Sizi Nazizmle ilgili bir film çekmeye iten neydi?
Filmin merkeze aldığı karakteri daha önce hiç görmemiştim. Hikâye, karakter ve senaryo sıradışıydı. Bu konuya yaklaşmak için seçilmemiş bir yol olduğunu düşündüm. Aynı zamanda ilginç bir gerilimdi. Zev, hem kendisini bir kukla gibi hissediyordu hem de güçlü bir geçmişi vardı. Christopher Plummer’ı aradım hemen. Onunla daha önce çalışmıştım ve bu rol için çok uygun olduğunu düşündüm. Karakter geçmişi değil, sadece o anı düşünüyordu. Geçmişini tamamen bastırmış bir karakter... Doğru, Holokost’la ilgili bir film çekmeyi düşünmezdim ama bu çok tuhaf bir film olabilir diye düşündüm.
‘Tam canavar değil’
Zev’in karşısına çıkan neo- Nazi gibi insanların olduğunu biliyoruz ama yine de insan inanamıyor. Nasıl bir araştırma yaptınız?

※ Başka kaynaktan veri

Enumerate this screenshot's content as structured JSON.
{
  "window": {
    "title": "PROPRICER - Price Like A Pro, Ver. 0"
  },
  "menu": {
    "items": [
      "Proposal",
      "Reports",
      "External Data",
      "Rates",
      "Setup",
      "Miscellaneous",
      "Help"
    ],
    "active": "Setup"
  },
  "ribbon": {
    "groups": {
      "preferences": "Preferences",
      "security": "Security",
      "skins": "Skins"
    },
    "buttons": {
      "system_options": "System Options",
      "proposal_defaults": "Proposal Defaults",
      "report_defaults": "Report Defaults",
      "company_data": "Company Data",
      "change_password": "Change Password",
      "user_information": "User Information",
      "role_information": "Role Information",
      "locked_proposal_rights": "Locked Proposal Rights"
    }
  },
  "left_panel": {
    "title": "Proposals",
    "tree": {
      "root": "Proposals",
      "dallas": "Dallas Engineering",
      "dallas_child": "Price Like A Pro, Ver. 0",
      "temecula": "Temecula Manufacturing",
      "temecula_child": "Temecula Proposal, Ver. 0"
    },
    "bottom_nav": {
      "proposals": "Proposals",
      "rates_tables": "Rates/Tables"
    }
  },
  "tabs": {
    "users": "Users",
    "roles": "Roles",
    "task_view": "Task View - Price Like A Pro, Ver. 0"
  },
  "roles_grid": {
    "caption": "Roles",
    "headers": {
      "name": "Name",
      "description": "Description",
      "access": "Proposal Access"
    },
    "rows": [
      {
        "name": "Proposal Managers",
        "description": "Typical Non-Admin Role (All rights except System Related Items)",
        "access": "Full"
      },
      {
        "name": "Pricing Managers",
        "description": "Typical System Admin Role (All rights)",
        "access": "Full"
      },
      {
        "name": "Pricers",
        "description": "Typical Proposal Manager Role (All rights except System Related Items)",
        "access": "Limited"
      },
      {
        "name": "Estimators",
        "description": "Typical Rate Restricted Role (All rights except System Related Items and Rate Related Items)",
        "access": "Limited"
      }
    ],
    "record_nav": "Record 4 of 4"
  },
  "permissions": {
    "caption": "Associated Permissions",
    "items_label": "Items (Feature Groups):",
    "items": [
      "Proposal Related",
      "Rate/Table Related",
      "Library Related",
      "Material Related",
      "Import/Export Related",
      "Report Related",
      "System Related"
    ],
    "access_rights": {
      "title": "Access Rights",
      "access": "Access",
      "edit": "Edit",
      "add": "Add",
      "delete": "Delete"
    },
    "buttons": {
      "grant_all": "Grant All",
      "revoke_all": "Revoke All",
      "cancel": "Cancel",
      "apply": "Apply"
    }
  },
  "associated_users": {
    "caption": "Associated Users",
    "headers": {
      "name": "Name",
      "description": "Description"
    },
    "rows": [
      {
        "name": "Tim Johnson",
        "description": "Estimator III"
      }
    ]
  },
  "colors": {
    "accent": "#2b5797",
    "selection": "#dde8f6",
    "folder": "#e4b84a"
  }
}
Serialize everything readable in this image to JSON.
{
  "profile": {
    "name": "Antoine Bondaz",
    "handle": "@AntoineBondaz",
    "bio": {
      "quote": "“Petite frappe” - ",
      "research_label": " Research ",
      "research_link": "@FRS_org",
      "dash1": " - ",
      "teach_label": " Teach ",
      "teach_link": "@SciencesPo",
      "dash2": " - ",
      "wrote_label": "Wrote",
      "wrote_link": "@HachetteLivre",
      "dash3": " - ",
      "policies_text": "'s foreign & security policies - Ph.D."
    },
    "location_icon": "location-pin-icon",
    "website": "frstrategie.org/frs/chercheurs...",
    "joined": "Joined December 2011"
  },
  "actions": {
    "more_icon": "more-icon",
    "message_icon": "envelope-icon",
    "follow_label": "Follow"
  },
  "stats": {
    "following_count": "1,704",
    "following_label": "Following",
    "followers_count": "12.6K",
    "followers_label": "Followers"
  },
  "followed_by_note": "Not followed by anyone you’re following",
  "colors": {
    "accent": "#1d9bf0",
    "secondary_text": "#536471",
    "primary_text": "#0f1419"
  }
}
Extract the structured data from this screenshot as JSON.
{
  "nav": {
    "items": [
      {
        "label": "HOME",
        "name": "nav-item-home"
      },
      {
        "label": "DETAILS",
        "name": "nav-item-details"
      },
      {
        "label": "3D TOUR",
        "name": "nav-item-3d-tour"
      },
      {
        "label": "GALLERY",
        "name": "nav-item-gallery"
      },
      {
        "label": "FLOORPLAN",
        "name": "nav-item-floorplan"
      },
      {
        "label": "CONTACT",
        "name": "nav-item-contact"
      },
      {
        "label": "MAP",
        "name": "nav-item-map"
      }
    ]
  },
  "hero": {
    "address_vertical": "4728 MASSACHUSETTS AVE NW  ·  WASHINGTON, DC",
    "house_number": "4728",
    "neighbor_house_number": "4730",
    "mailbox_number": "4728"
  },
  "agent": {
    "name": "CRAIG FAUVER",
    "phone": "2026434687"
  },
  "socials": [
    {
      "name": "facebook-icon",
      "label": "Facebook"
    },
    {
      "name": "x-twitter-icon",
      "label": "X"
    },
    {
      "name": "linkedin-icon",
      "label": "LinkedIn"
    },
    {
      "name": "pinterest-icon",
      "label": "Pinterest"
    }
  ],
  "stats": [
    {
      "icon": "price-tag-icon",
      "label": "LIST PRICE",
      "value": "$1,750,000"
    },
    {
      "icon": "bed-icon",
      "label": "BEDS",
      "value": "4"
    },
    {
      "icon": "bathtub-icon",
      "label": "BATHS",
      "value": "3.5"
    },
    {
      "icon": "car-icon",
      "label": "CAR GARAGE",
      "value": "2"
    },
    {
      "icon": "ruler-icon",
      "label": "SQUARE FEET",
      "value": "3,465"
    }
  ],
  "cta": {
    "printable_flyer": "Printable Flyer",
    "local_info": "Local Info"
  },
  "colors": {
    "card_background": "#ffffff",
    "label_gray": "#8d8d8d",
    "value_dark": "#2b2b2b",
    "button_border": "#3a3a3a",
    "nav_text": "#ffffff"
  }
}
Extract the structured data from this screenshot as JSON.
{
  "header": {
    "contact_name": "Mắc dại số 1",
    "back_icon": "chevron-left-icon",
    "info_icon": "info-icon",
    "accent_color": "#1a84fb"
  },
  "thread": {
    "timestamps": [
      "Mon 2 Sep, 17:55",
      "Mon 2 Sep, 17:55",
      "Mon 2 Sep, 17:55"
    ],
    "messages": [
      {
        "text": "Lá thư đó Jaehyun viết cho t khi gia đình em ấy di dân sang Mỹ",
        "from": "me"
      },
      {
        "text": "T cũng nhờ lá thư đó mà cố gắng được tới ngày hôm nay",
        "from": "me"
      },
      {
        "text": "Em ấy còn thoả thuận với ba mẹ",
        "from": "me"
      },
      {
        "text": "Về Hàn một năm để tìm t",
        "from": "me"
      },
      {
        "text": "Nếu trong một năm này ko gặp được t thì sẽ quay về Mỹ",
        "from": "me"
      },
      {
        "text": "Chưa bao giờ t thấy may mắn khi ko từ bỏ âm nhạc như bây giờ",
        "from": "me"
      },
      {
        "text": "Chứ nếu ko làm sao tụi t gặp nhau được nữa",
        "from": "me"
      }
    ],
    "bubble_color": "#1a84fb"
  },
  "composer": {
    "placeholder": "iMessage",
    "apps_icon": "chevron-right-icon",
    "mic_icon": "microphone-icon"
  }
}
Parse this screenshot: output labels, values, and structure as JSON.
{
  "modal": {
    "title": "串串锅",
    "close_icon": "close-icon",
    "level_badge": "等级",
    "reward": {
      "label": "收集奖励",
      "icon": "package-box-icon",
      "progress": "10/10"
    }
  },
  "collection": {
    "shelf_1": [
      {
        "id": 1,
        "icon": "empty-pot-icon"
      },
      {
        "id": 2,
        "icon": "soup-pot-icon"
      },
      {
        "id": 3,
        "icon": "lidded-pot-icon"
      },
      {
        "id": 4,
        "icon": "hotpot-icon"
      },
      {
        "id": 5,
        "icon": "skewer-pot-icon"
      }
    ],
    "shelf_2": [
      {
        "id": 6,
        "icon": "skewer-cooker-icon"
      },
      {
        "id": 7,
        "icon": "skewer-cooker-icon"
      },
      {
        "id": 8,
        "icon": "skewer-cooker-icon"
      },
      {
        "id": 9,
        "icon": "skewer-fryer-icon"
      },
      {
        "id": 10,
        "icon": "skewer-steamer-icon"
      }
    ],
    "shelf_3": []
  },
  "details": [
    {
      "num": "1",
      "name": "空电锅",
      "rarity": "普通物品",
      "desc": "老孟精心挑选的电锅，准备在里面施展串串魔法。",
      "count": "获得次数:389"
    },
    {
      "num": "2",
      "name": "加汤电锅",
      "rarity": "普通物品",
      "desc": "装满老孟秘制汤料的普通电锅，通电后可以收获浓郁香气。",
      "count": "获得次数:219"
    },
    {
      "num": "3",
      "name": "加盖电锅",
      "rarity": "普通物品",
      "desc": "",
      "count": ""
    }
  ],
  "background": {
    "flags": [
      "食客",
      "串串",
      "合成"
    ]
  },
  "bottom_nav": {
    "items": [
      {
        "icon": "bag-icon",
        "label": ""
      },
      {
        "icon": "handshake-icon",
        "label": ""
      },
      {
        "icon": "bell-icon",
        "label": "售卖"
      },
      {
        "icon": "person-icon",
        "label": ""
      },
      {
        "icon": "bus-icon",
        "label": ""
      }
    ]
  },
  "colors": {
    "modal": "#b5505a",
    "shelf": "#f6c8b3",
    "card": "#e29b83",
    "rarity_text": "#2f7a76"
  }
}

İnternete girmeniz yeterli. Youtube’da bu insanları görüyorsunuz. Ve de sayıları artıyor. O karakter gerçek. Ama filmde onun da incindiğini ve hayal kırıklığına uğradığını da görüyoruz. Unutmayalım, kimse tam bir canavar değildir.
Eski filmlerimden biri ‘Felicia’s Journey’. Bu filmde, Bob Hoskins’in canlandırdığı karakteri bütün film iyi bir adam gibi izliyoruz ama bir seri katil. Benim yönetmen olarak görevim, insanın karmaşıklığını gösterebilmek.
Film kötülüğün doğasıyla ilgili de denebilir mi?
Kötülüğün doğası şu: İnsanlar diğer insanları soyutladıklarında korkunç şeyler yapabilir. Bir insan soyutlandığında ona karşı saldırgan davranmamız mümkün oluyor. İlişkilerde de politikalar da böyle. İnsanlar her şeyi yapabilir. Bu yüzden aileler, devletler ve liderler medeni davranmayı aşılamalı. Aile bir kurban seçerse, bizim o kişiyi kurban haline getirme hızımız dehşet verici. Ve bunun ne kültürle, ne ırkla ilgisi var. Bu kural her yerde geçerli.
‘Hâlâ şoke edici’
Naziler ve Holokost, sadece sinemanın değil, birçok sanat dalının en sık işlediği konulardan. Sizce neden hâlâ işleniyor?
Bence iki nedenden ötürü. Birincisi makinenin doğası. Almanların yarattığı ölüm makinesi çok karmaşık, çok gelişmiş ve çok detaylı şekilde kaydedilmiş. Ayrıca bu makinenin o kültürden, o mekândan çıkmış olması da önemli bir neden. İşlenmesindeki diğer nedense antisemitizmin doğası ve bir ülkeden diğerine yayılma hızı. Antisemitizmin şiddeti bugünden bakınca bile hâlâ şoke edici. Bu iki neden Holokost’u bu kadar benzersiz kıldı. Mesela ‘Saul’un Oğlu’nda o ölüm makinesinin içindeyiz ve ne kadar dehşet verici olduğunu görüyoruz.